Sankey charts, often referred to as Sankeys, were co-invented by a British engineer, William Playfair, and an Austrian economist, Karl Edward Rosenbach, in the late 19th century. Since then, they’ve become a powerful tool in various fields for visualizing flow networks and their associated dynamics. Initially used in industrial applications like energy efficiency analysis and cost accounting, Sankey charts have transcended to multiple other industries such as environmental studies, operations management, and even data science. Their ability to show the quantification of flows among different variables in a streamlined format is what differentiates them from more traditional graphical representations like pie charts or bar graphs.

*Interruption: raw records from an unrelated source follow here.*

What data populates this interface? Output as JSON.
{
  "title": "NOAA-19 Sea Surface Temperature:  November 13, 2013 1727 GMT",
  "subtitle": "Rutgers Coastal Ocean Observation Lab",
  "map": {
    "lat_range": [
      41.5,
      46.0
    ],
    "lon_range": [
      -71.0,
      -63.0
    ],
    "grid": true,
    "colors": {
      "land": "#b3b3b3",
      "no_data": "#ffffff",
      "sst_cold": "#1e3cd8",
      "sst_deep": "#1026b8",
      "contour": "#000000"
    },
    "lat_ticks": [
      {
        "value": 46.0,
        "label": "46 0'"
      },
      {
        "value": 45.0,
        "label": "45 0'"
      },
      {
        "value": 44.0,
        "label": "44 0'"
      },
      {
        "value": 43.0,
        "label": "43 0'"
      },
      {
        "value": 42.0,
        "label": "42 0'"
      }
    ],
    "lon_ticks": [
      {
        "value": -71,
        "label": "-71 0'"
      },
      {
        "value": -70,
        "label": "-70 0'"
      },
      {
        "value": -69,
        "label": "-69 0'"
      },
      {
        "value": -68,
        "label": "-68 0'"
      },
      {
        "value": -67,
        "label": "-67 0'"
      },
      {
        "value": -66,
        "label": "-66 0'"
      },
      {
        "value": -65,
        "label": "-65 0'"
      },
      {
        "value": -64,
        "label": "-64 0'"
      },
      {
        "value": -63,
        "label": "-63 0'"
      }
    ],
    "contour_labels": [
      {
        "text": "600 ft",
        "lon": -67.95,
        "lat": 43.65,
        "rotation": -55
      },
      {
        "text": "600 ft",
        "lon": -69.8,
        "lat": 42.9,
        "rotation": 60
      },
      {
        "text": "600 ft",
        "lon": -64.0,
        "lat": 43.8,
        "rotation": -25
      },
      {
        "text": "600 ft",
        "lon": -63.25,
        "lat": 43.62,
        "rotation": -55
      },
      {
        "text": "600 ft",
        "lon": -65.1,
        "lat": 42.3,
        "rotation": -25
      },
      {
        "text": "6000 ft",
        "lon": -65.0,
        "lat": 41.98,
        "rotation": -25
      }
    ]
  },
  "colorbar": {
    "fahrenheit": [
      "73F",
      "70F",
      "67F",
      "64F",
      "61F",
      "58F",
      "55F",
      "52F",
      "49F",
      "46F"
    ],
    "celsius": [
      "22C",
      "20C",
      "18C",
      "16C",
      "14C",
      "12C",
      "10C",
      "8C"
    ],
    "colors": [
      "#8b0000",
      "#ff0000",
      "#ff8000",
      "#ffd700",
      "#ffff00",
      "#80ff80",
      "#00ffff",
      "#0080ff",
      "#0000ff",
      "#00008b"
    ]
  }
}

### Process Mapping: Simplifying Complexity with Sankeys
The quintessential use of Sankey diagrams in process mapping involves illustrating complex workflows in a more comprehensible manner. By representing the flow of materials, energy, money, or people as vertical riverbed-like stream lines between the flow sources and sinks, Sankey charts give users the ability to:
– **Identify bottlenecks**: Quickly pinpoint areas where the process flow is interrupted or limited.
– **View the magnitude of flow**: The width of stream lines in Sankey diagrams corresponds to the amount of flow through an element, making it easy to compare the significance of flows at a glance.
– **Analyze efficiency**: Determine where resources are being wasted in a process.
Within process mapping, Sankey charts could be used, for example:
– To map the flow of inventory through a supply chain and identify inefficiencies in production.
– To track the flow of financial data in a company’s accounting department or project the flow of water throughout an irrigation system.
### Flow Analysis: A Closer Look at Complex Processes
In addition to process mapping, Sankey charts excel at demonstrating the dynamics of flow through a system across different dimensions. In flow analysis applications, some common uses include:
– **Energy Loss Studies**: Visualizing heat losses through walls and roofs in buildings to enhance energy conservation efforts and lead to more efficient design improvements.
– **Resource Utilization**: Showing how raw materials are transformed into finished goods while illustrating the waste streams in a manufacturing process.
– **Effluent Flow**: Monitoring the flow of waste and effluent from industrial installations to assess environmental impact and compliance with environmental regulations.
#### Sankey Charts and Data Science
The modern data scientist can harness the computational power of Sankey diagrams through software packages such as Python, R, and Gephi. These charts can help in:
– **Network Analysis**: Understanding and visualizing the connectivity and dynamics of networks in various domains, from computer networks to social interactions.
– **Big Data Processing**: Simplifying flow analysis in complex multi-dimensional datasets to reveal insights that would otherwise be hidden or extremely difficult to interpret.
### Overcoming Limitations
Despite the powerful insights Sankey charts can provide, they are not devoid of limitations. Visualizing highly complex systems may require breaking down the system into segments, which can result in diagrams that are too fragmented. Also, while Sankeys can represent the magnitude of flow, they often do not provide as much detail as other types of flow diagrams and are somewhat less suitable for representing high-precision data.
Yet, their strengths often outweigh these limitations, making them an effective choice for visualizing process networks. From streamlining workflow improvements to illuminating underlying inefficiencies, Sankey diagrams continue to be a versatile and effective resource in the toolkits of professionals across diverse disciplines.
In summary, Sankey charts are more than mere graphical depictions—they are gateways to understanding the hidden flows that shape our world, whether tracking the flow of energy or showcasing the progression of information in complex systems. Their ability to simplify complex process and flow analysis cannot be overstated, making them a valuable asset to anyone serious about unlocking the productivity and efficiency of everyday operations.